Hoover paused a moment. He had a large experience of mental cases. Then he said:

“You will be perfectly free here. You can come downstairs and do as you like. We have some very nice men staying here and you are free to amuse yourself. I’ll just ask you this, not to go outside the grounds till your health is perfectly established. This is not a prison, it’s a sanatorium. Colonel Hawker is here for gout and Major Barstowe for neuritis, got it in India. You will like them. There are several others who make up my household—you can come on down with me now—are you a billiard player?”

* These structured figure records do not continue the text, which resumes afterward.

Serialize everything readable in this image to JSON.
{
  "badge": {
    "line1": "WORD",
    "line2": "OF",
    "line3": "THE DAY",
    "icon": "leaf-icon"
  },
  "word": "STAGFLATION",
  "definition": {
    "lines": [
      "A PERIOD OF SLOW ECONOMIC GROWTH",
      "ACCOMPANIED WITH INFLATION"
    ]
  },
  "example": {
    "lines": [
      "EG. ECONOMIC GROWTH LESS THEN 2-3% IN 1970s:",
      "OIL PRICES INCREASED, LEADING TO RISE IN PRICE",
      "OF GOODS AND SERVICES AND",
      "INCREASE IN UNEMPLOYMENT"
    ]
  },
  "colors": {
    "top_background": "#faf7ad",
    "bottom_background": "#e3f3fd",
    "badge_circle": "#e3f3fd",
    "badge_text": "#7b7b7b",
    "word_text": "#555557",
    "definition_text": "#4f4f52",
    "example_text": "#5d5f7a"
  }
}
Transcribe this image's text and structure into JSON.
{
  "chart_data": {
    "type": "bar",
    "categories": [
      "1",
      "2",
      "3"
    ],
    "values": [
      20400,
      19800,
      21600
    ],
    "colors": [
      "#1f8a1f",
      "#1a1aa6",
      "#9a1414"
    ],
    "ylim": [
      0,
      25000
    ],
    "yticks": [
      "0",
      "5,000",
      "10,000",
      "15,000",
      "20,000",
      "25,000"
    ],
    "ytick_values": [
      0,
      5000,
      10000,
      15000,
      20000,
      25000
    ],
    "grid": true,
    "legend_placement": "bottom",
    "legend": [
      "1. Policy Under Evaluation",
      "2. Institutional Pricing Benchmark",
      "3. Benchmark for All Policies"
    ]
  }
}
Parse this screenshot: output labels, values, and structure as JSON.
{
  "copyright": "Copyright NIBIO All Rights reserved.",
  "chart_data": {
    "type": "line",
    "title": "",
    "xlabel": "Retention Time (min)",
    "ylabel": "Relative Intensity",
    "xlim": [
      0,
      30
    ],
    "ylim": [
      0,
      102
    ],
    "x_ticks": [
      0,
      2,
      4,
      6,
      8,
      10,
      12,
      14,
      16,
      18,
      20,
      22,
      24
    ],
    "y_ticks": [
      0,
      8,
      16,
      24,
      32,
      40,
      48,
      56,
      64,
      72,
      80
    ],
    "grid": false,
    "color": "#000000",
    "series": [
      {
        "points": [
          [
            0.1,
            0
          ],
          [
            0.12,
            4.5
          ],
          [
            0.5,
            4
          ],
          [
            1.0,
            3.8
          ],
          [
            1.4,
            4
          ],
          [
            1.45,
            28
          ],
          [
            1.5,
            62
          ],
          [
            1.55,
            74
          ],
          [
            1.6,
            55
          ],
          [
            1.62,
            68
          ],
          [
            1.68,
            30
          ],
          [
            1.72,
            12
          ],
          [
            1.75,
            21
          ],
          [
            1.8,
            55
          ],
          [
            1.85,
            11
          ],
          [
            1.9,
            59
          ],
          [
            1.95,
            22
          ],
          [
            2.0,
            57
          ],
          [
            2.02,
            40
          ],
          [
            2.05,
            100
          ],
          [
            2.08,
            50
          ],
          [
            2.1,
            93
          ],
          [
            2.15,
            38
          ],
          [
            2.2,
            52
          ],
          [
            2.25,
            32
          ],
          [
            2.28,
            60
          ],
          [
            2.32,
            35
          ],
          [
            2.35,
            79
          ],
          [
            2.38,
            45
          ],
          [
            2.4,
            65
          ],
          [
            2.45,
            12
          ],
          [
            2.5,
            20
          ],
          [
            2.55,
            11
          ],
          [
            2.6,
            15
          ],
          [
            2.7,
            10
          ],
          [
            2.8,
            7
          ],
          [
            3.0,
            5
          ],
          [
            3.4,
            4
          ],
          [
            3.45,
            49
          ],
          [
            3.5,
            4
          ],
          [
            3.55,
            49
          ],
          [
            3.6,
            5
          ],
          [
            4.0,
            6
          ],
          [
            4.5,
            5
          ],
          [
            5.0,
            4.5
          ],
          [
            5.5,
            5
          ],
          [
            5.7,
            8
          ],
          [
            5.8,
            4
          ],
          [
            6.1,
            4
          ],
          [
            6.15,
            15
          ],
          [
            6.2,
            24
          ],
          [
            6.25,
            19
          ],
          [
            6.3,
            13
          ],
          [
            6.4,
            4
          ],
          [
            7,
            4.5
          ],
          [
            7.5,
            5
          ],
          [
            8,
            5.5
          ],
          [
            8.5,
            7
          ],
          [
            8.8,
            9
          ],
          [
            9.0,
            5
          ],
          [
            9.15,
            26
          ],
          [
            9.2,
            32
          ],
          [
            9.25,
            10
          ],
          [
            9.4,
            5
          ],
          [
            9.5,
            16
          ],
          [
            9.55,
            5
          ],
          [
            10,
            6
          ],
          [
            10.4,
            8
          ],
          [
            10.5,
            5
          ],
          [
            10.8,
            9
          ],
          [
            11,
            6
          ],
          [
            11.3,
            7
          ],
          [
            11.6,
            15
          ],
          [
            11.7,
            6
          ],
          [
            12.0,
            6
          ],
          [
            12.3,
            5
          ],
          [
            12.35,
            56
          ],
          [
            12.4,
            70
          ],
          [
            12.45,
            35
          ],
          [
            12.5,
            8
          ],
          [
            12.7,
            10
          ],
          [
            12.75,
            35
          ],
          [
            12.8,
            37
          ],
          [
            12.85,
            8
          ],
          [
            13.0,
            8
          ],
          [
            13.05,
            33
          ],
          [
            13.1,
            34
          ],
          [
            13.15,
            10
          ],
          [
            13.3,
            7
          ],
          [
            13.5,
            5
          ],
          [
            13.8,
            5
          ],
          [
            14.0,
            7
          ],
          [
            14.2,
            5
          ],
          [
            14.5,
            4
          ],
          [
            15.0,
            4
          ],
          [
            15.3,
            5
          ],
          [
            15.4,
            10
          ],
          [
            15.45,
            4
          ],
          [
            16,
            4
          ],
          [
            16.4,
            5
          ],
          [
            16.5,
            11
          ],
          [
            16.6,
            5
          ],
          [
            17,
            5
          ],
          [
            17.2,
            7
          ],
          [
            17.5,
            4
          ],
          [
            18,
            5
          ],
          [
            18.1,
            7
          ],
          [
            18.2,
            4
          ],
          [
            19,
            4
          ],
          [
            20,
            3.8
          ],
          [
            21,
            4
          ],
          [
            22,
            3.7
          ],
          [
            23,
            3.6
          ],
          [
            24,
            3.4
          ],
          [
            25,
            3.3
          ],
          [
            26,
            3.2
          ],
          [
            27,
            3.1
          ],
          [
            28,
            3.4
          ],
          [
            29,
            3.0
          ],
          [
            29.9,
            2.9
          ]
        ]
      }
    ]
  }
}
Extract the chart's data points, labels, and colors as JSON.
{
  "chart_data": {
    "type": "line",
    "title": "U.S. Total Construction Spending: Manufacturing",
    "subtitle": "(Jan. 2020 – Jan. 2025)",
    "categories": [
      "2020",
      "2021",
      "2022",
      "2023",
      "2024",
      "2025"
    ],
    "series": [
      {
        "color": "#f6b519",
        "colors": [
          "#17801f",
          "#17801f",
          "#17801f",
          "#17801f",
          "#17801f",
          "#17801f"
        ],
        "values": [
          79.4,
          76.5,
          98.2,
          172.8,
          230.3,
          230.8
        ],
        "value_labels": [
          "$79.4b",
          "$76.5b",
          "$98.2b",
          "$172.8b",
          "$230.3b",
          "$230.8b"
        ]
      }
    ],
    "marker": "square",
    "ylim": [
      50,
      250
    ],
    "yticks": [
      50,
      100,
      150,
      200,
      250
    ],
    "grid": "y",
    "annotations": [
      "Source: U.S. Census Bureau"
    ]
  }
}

“Yes, I can play—but, see here, before we go down, where is this place?—I don’t even know what part of the country it’s in.”

“Sandbourne-on-sea,” replied Hoover, leading the way from the room.

Now in London on the night before, something had happened. Dr. Simms, at a dinner-party, given by Doctor Took of Bethlem Hospital had, relative to the imagination of lunatics, given an instance:

“Only to-day,” said Simms, “I had a case in point. A man gave me as his supposed address, one thousand one hundred and ninety one, Walnut Street, Philadelphia.”

“But there is a Walnut Street, Philadelphia,” said Took, “and it’s ten miles long, and the numbers run up well towards that.”

Half an hour later, Simms got into his carriage.

“Savoy Hotel, Strand,” said he to the coachman.